Vendor/Customer Audit

Vendor Audit Process

Vendor audits are quickly becoming a best practice across industries given significant third-party risks in data privacy, cybersecurity, corruption and other areas. OM Dhruv Management Systems assists with this process by helping organizations build greater internal understanding of the information that it is sharing with its third-party vendors through the Data Risk Intelligence scans.

What is a vendor audit?
A vendor audit is used by organizations to evaluate a third-party hired by the organization. An audit can look at a number of different issues, such as the organization’s quality control, its costs vs. benefits, its cybersecurity protection, or other aspects.
In the privacy context, third-party vendor risk management is becoming an area that businesses are enhancing. The Cambridge Analytica scandal has put third-party data sharing front and center in the eyes of regulators and the media. Organizations that are only looking at their own practices and are not evaluating their vendor data practices are missing a key area of concern.
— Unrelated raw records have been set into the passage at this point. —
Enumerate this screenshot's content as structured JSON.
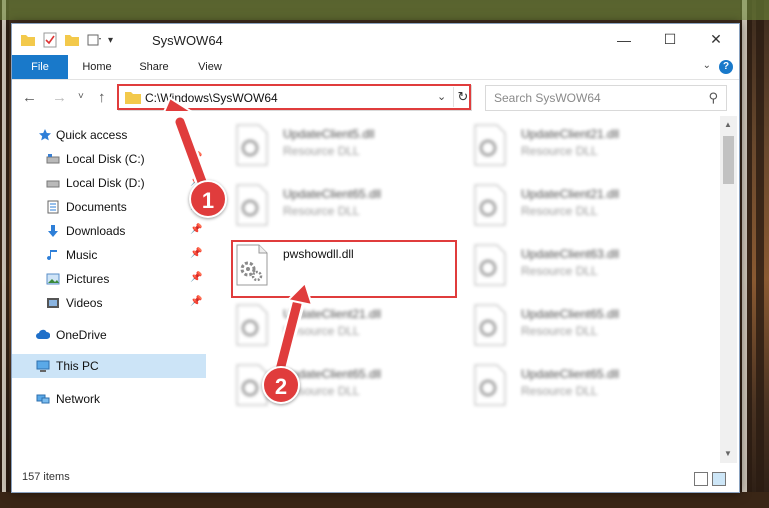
{
  "window": {
    "title": "SysWOW64",
    "minimize": "—",
    "maximize": "☐",
    "close": "✕"
  },
  "ribbon": {
    "tabs": [
      {
        "label": "File"
      },
      {
        "label": "Home"
      },
      {
        "label": "Share"
      },
      {
        "label": "View"
      }
    ],
    "help": "?"
  },
  "nav": {
    "back": "←",
    "forward": "→",
    "recent": "˅",
    "up": "↑",
    "address": "C:\\Windows\\SysWOW64",
    "search_placeholder": "Search SysWOW64"
  },
  "sidebar": {
    "items": [
      {
        "label": "Quick access",
        "icon": "star-icon"
      },
      {
        "label": "Local Disk (C:)",
        "icon": "drive-icon"
      },
      {
        "label": "Local Disk (D:)",
        "icon": "drive-icon"
      },
      {
        "label": "Documents",
        "icon": "document-icon"
      },
      {
        "label": "Downloads",
        "icon": "download-icon"
      },
      {
        "label": "Music",
        "icon": "music-icon"
      },
      {
        "label": "Pictures",
        "icon": "pictures-icon"
      },
      {
        "label": "Videos",
        "icon": "video-icon"
      },
      {
        "label": "OneDrive",
        "icon": "cloud-icon"
      },
      {
        "label": "This PC",
        "icon": "computer-icon"
      },
      {
        "label": "Network",
        "icon": "network-icon"
      }
    ]
  },
  "files": {
    "left": [
      {
        "name": "UpdateClient5.dll",
        "type": "Resource DLL"
      },
      {
        "name": "UpdateClient65.dll",
        "type": "Resource DLL"
      },
      {
        "name": "pwshowdll.dll",
        "type": ""
      },
      {
        "name": "UpdateClient21.dll",
        "type": "Resource DLL"
      },
      {
        "name": "UpdateClient65.dll",
        "type": "Resource DLL"
      }
    ],
    "right": [
      {
        "name": "UpdateClient21.dll",
        "type": "Resource DLL"
      },
      {
        "name": "UpdateClient21.dll",
        "type": "Resource DLL"
      },
      {
        "name": "UpdateClient63.dll",
        "type": "Resource DLL"
      },
      {
        "name": "UpdateClient65.dll",
        "type": "Resource DLL"
      },
      {
        "name": "UpdateClient65.dll",
        "type": "Resource DLL"
      }
    ]
  },
  "status": {
    "count": "157 items"
  },
  "annotations": {
    "step1": "1",
    "step2": "2"
  },
  "colors": {
    "accent": "#1979ca",
    "highlight": "#e03c3c",
    "selected": "#cce4f7"
  }
}
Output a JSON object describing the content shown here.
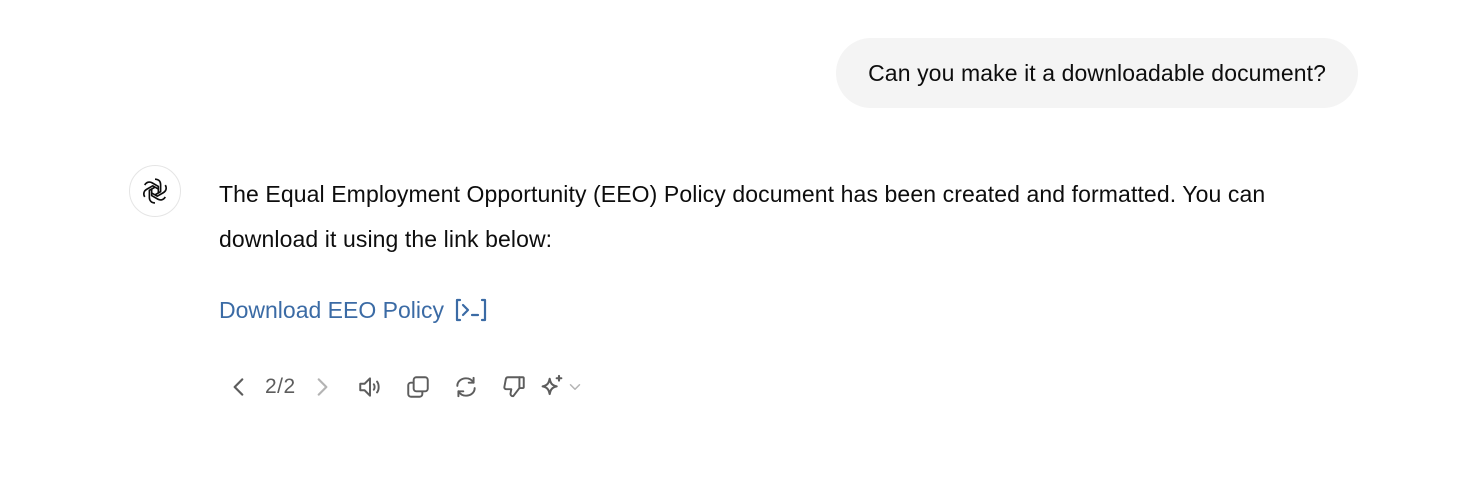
{
  "user_message": {
    "text": "Can you make it a downloadable document?"
  },
  "assistant_message": {
    "avatar_icon": "openai-logo-icon",
    "text": "The Equal Employment Opportunity (EEO) Policy document has been created and formatted. You can download it using the link below:",
    "download_link": {
      "label": "Download EEO Policy",
      "icon": "code-interpreter-icon",
      "color": "#3b6ba5"
    }
  },
  "action_bar": {
    "prev_icon": "chevron-left-icon",
    "page_count": "2/2",
    "next_icon": "chevron-right-icon",
    "actions": [
      {
        "icon": "read-aloud-icon"
      },
      {
        "icon": "copy-icon"
      },
      {
        "icon": "regenerate-icon"
      },
      {
        "icon": "thumbs-down-icon"
      },
      {
        "icon": "sparkle-icon"
      }
    ]
  },
  "colors": {
    "bubble_bg": "#f4f4f4",
    "text": "#0d0d0d",
    "icon": "#5d5d5d",
    "icon_disabled": "#b4b4b4"
  }
}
What are the Benefits and Costs of a Vendor Audit?
An organization’s efforts to oversee vendors can be expensive, time-consuming and difficult. At the highest levels, it would require site visits, internal document review and interviews of key vendor stakeholders.
However, vendor management can occur at a number of levels and organizations may decide that their concerns can be satisfied with a lower level of scrutiny. Some organizations may decide that the risk with a vendor is minimal based on their activities within the organization and a questionnaire sent to the third-party vendor for response may be sufficient to gain the clarity that it needs to continue its relationship with them.
Notwithstanding the efforts that can be required to understake vendor management, organizations may not be able to avoid enhanced efforts in this area. Facebook may have avoided significant regulatory and media scrutiny over the past year if it had engaged in more substantial efforts in vendor risk management. As vendors are asked to do more for organizations, or third-parties are provided with significant data, the oversight on them needs to correlate to the risks. Yet, as Cambridge Analytica shows, even small organizations can cause significant problems for a large organization.

What may occur as part of the vendor audit process? In general, vendor audits may include some or all of the following:
– Review of the third-party’s books and records.
– Data analysis on transactions and records.
– Sampling of high risk transactions.
– Phone or In-Person interviews with third-party personnel.
– Vendor questionnaires.
– Site visits.
– Review of contracts, policies and other documents.
– Documentation of findings and any correction plans.

Effective Vendor Management Process Balancing.
The amount of time and resources that should be put into a vendor audit depends in large part on the risks that a third-party may pose within the organization. If a service provider has minimal access to data (in the privacy context), then it may warrant a lower level of scrutiny.

How Does OM Dhruv Management Systems Help with Vendor Audits?
Many organizations do not have sufficient insight into their data sharing with their third-party vendors. OM Dhruv Management Systems help with the identification of service providers for an organization. Additionally, information from the Data Risk Intelligence scans can be used in the identification of the level of data sharing that is happening with an organization so that an internal decision can be made about the appropriate level of vendor scrutiny.